We need more Dr. Harrisons in this world. Admiral Whiskers (a rat) invading Cliff Steele's body is a perfect metaphor for the little things in life that unexpectedly drive us all crazy. The strangest parts of this story as it unfolds will grab your attention and provoke thought.
"Control is a weapon for the fascists" - Jane
Season 1 Episode 3
"You can’t live for other people, you have to be true to yourself."
- Larry Trainor
Season 1 Episode 4
"Once upon a time, my world was big and filled with monsters. But now the world is small… And I am the monster." - Dr. Harrison/Jane/The 64
Season 1 Episode 5
Doom Patrol is not the typical WB/CW teenage angst superhero show. It's filled with great comedic moments and action scenes. It has dramatic topics that enhance the viewer's connection to the story and characters. Set designs and technology used created beautiful scenes in each episode.
The main actors and guest stars perform beautifully together. A message about needing to heal mentally, knowing your worth, and finding a community of people who will respect, love, and accept you as a person, is the message that echoes throughout this first season.

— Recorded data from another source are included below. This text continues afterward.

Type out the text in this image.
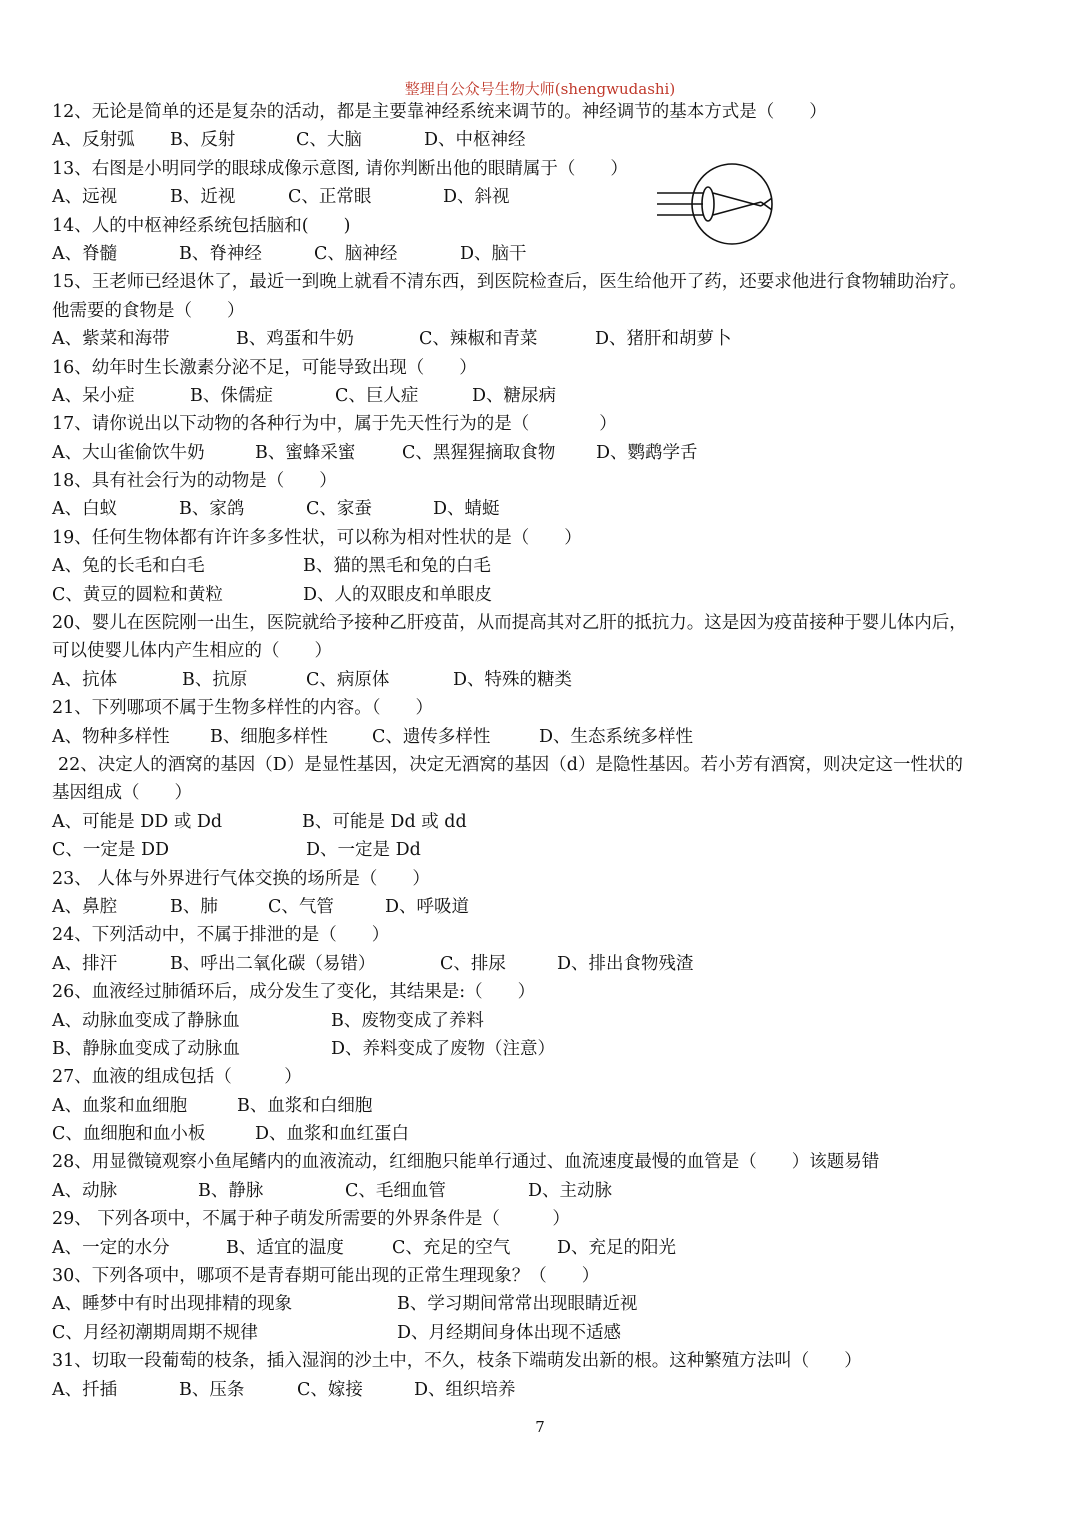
整理自公众号生物大师(shengwudashi)
12、无论是简单的还是复杂的活动，都是主要靠神经系统来调节的。神经调节的基本方式是（　　）
A、反射弧 B、反射	C、大脑	D、中枢神经
13、右图是小明同学的眼球成像示意图, 请你判断出他的眼睛属于（　　）
A、远视	B、近视	C、正常眼	D、斜视
14、人的中枢神经系统包括脑和(　　)
A、脊髓	B、脊神经	C、脑神经	D、脑干
15、王老师已经退休了，最近一到晚上就看不清东西，到医院检查后，医生给他开了药，还要求他进行食物辅助治疗。
他需要的食物是（　　）
A、紫菜和海带	B、鸡蛋和牛奶	C、辣椒和青菜	D、猪肝和胡萝卜
16、幼年时生长激素分泌不足，可能导致出现（　　）
A、呆小症	B、侏儒症	C、巨人症	D、糖尿病
17、请你说出以下动物的各种行为中，属于先天性行为的是（　　　　）
A、大山雀偷饮牛奶	B、蜜蜂采蜜	C、黑猩猩摘取食物 D、鹦鹉学舌
18、具有社会行为的动物是（　　）
A、白蚁	B、家鸽	C、家蚕	D、蜻蜓
19、任何生物体都有许许多多性状，可以称为相对性状的是（　　）
A、兔的长毛和白毛	B、猫的黑毛和兔的白毛
C、黄豆的圆粒和黄粒	D、人的双眼皮和单眼皮
20、婴儿在医院刚一出生，医院就给予接种乙肝疫苗，从而提高其对乙肝的抵抗力。这是因为疫苗接种于婴儿体内后，
可以使婴儿体内产生相应的（　　）
A、抗体	B、抗原	C、病原体	D、特殊的糖类
21、下列哪项不属于生物多样性的内容。（　　）
A、物种多样性 B、细胞多样性	C、遗传多样性	D、生态系统多样性
22、决定人的酒窝的基因（D）是显性基因，决定无酒窝的基因（d）是隐性基因。若小芳有酒窝，则决定这一性状的
基因组成（　　）
A、可能是 DD 或 Dd	B、可能是 Dd 或 dd
C、一定是 DD	D、一定是 Dd
23、 人体与外界进行气体交换的场所是（　　）
A、鼻腔	B、肺	C、气管	D、呼吸道
24、下列活动中，不属于排泄的是（　　）
A、排汗	B、呼出二氧化碳（易错）	C、排尿	D、排出食物残渣
26、血液经过肺循环后，成分发生了变化，其结果是:（　　）
A、动脉血变成了静脉血	B、废物变成了养料
B、静脉血变成了动脉血	D、养料变成了废物（注意）
27、血液的组成包括（　　　）
A、血浆和血细胞	B、血浆和白细胞
C、血细胞和血小板	D、血浆和血红蛋白
28、用显微镜观察小鱼尾鳍内的血液流动，红细胞只能单行通过、血流速度最慢的血管是（　　）该题易错
A、动脉	B、静脉	C、毛细血管	D、主动脉
29、 下列各项中，不属于种子萌发所需要的外界条件是（　　　）
A、一定的水分	B、适宜的温度	C、充足的空气	D、充足的阳光
30、下列各项中，哪项不是青春期可能出现的正常生理现象？（　　）
A、睡梦中有时出现排精的现象	B、学习期间常常出现眼睛近视
C、月经初潮期周期不规律	D、月经期间身体出现不适感
31、切取一段葡萄的枝条，插入湿润的沙土中，不久，枝条下端萌发出新的根。这种繁殖方法叫（　　）
A、扦插	B、压条	C、嫁接	D、组织培养
7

This world… is a beautiful, horrible place. It’s spectacular. You don’t need the burden of ending it. - Rita Season
1 Episode 4
"Some girls may need to play little games. I’m a woman. I know what I want, and I’m not afraid to say it."
Season 1 Episode 6
We can’t keep running from Mr. Nobody. A bully only has power over you if you give it to him. - Rita Season
1 Episode 13
"I‘m sick of having someone else tell my story. Badly, I might add. Therefore, I shall be narrating my own tale from now on." - Rita
Season 1 Episode 13
"I know what it’s like to be a nobody. But as bad as that felt, I’d rather be a nobody than nothing. And that is exactly what you’re going to be if you don’t stop feeling sorry for yourself." - Rita
Season 1 Episode 15
"If you give up now, your story is a forgettable, disappointing defeat, but if you take up your narration once again, you can turn your tale into something beloved by all, told and retold time after time. A comeback." - Rita
Season 1 Episode 15
“Normal ain’t nothing but a state of mind."
- Ms. Maura Lee Karupt
Season 1 Episode 8
I am proud of the person I see in the mirror. My face is Beat. My look is flawless, and I am dusted from head to toe. The only thing I am not is scared of you. - Ms. Maura Lee Karupt
Season 1 Episode 8
"We have to own our mistakes no matter how terrible."
Edward Asner/Hospital Patient
Season 1 Episode 13
I don't want these characters to be called 'superheroes' because the connection to them and the story feels stronger without that heavily used and abused title. These DC Comic characters don't feel out of reach. Doom Patrol is a group of people who use their strange abilities to help others in need.
That's it, no title, just a description of a group of people learning to deal with life. You need to see Doom Patrol! Speak up for the showrunners, writers, actors, set designers, and everyone else working hard on this show. See it because it's that good and because this story deserves your voice. It was a great show that ended too soon and should not be forgotten.
I need to thank @TribeOfPug (On Twitter), TV and Streaming Shows have been created so quickly lately that I would have missed this one if not for the recommendation. I'm adding this show to my favorite reruns because I know I will be watching it again, but it still hurts that series ended so soon.